I assume this is done in localhost. What is the name of the app in the UI? Doesn’t show up for me :frowning:


Ohh, this is quite likely true. How do I kill EMPD processes? Looks like I have to look it up.

Something like

sudo lsof -t -i:4369

Should show you the process that has bound port 4369 locally. So you can run sudo lsof -t -i:4369 | xargs kill

If lsof isn’t working for you you could also try something like netstat -anl |grep 4369

1 Like

yes

This is what I run locally to connect to the remote node (the app in production, for example). USR is a local name, COOKIE is the cookie in the remote node, and APP the user in remote host.

Yes, you run it local just like the other iex command. The difference is that I use this one to run observer. The other to use the IEx.

You will see the applications in the observer menu, “Nodes”. There you should be able to switch to the remote application you wanna observe.
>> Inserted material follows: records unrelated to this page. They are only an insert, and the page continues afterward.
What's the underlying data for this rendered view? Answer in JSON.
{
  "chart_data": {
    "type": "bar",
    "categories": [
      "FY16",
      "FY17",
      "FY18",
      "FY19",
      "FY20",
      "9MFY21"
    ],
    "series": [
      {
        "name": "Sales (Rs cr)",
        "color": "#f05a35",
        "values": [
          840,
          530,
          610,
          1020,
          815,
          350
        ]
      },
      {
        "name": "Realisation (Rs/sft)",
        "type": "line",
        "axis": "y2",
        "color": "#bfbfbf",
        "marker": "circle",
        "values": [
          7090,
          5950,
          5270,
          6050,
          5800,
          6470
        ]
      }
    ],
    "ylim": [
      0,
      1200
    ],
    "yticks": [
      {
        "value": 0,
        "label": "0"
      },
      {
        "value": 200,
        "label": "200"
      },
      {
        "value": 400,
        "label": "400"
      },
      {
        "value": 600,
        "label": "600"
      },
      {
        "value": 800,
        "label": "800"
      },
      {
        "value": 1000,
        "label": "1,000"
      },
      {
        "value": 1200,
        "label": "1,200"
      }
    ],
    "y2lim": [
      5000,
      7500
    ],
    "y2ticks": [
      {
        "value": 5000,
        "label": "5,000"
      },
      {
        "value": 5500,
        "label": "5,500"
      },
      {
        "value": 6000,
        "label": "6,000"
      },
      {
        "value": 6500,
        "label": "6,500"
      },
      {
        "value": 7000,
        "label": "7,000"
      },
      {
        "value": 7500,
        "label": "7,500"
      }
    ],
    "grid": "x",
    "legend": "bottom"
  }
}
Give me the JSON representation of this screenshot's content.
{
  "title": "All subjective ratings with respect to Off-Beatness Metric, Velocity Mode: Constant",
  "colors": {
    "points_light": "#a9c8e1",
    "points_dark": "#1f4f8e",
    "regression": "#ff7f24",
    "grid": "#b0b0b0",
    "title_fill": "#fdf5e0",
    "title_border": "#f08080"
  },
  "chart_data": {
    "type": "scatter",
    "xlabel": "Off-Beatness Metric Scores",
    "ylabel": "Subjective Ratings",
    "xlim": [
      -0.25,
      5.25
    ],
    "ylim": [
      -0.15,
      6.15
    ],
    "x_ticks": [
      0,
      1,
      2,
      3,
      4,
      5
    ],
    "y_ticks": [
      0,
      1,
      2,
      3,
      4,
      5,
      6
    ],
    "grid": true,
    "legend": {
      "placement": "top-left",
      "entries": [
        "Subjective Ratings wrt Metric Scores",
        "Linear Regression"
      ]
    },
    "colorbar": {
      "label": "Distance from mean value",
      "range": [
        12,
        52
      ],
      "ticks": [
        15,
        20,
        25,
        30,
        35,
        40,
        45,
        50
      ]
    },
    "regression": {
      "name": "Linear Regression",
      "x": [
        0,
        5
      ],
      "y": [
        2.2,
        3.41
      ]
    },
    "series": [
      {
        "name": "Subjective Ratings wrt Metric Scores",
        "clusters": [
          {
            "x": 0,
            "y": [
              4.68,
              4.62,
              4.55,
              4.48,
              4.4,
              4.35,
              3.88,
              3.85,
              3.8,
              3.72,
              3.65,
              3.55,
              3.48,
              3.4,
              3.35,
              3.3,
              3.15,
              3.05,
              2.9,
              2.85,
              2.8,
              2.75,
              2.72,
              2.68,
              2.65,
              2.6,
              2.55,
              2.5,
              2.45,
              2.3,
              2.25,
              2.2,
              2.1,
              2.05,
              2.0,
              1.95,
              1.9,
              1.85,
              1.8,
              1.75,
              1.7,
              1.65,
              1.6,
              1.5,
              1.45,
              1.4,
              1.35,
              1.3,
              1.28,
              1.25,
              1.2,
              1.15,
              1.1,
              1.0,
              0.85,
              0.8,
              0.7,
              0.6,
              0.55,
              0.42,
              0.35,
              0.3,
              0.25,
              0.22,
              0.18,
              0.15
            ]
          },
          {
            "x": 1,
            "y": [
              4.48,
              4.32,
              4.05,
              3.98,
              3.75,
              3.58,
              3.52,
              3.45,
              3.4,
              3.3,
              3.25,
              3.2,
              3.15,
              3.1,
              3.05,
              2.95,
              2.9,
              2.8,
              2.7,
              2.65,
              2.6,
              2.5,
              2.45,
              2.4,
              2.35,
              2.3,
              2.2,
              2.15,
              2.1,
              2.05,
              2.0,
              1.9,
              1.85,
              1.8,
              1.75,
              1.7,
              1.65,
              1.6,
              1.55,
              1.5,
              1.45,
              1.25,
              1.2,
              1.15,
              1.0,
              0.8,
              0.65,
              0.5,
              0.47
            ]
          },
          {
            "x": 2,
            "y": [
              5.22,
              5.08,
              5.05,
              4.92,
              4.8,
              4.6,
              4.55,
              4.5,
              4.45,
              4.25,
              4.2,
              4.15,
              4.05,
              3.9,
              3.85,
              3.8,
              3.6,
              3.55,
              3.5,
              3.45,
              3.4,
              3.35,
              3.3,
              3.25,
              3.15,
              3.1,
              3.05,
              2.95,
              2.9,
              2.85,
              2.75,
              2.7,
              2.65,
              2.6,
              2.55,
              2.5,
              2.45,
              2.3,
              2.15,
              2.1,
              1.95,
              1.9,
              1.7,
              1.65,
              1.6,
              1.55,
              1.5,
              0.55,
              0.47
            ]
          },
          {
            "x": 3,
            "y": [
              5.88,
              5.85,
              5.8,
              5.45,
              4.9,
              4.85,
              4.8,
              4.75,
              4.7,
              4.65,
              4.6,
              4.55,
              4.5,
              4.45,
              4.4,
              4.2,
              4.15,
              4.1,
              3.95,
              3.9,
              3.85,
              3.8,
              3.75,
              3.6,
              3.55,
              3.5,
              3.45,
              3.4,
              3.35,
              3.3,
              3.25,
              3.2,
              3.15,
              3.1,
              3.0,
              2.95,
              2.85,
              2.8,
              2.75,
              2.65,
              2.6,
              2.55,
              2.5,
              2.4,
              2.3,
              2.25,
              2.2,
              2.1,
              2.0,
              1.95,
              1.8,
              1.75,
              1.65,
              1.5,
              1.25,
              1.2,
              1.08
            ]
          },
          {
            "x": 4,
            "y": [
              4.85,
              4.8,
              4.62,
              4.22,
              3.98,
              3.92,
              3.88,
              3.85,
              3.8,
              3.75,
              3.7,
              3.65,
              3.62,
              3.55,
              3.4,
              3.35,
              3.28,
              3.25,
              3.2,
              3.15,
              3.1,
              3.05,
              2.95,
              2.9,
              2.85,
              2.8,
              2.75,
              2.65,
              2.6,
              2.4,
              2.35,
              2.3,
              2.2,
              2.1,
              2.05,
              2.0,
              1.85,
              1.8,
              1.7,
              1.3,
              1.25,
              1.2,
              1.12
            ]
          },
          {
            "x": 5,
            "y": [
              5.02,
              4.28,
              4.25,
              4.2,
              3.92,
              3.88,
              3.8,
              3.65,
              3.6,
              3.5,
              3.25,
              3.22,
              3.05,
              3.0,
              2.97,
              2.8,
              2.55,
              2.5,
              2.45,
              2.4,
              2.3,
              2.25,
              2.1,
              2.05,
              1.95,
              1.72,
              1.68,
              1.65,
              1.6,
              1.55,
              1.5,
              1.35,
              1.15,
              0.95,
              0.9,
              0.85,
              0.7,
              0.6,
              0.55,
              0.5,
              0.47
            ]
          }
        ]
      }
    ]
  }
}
Does it work now? :smiley:

2 Likes

What dark magic is this?

The past 2 days of my life have been consumed by this. And you, out of nowhere, somehow managed to bring me a solution. I never thought this would work. To be honest, I quite don’t understand why, but who cares, it works !

Summary

To summarize (since I am sure I will forget about this 4 steps of hell) I am putting it here everything I did.

All steps in local machine:

  1. get the ports from the remote server:

    ssh remote-user@remote-ip "epmd -names"

    epmd: up and running on port 4369 with data:
    name super_duper_app at port 43175

2: create a ssh tunel with the ports:

ssh remote-user@remote-ip -L4369:localhost:4369 -L43175:localhost:43175

  1. On another terminal in your local machine, run a iex terminal with the cookie the app in your remote server is using. Then connect to it and start observer:

    iex --name observer@127.0.0.1 --cookie super_duper_cookie

    Node.connect :"super_duper_app@127.0.0.1"
    true
    :observer.start

With observer started, select the machine from the Nodes menu.

2 Likes

Aren’t step 1 and 2 the same as in your original post? It sounds like the major issue you fixed is whatever was originally causing you this error after step 2:

bind [127.0.0.1]:4369: Address already in use
channel_setup_fwd_listener_tcpip: cannot listen to port: 4369
1 Like

I have this module that generate the instructions to connect that I’ve posted here, so you don’t need to get the epmd port every time. You need to replace some module variables, and beware @app is the same as remote user for us, not sure if it’s just gonna work for you.

Cheers

2 Likes

Following your suggestions to kill processes using the port also help immensely, that is true.

Thanks for the script and for the help. We will change some parts of the script but the overall idea is clear!